Understanding the Different College Degrees

Associate's, Bachelor's, Master's, Doctorate... Do these words sound confusing to you? While terms like these are thrown around regularly by teachers and parents, keeping them all straight in your mind can be a challenge. Here's a quick rundown of what you're getting into with each degree:

Associate's Degree

An associate's degree can be earned at a community college, or a regular university. It usually only takes two years to complete. You can also earn an associate's degree at a vocational or technical school!

Bachelor's Degree

A Bachelor's Degree is what you earn at a college or university. The normal time to earn this degree is four years. Community colleges do not offer this type of degree program, but if you earn an associate's degree from a community college, you can attend a four-year college for two more years and earn your Bachelor's Degree.

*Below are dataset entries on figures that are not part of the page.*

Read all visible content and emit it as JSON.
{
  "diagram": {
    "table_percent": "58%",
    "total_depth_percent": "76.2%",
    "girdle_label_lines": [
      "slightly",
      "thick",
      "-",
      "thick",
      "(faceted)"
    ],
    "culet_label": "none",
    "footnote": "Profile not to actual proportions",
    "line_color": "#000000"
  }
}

Confused yet? Don't worry, there are only two more to go!

Master's Degree

Associate's and Bachelor's Degrees are considered undergraduate degrees, but now we're in the land of graduate degrees. A Master's Degree is earned when you complete two more years of school after earning your Bachelor's Degree, meaning that when you get this degree, you've completed six years of college.

Doctoral Degree

This is it. The highest step, as far as college goes. A Doctoral degree is earned when someone with a Master's Degree completes two additional years of schooling. That's eight total years of college! But after this degree, you're done! You've gotten a PhD, and you're now a doctor.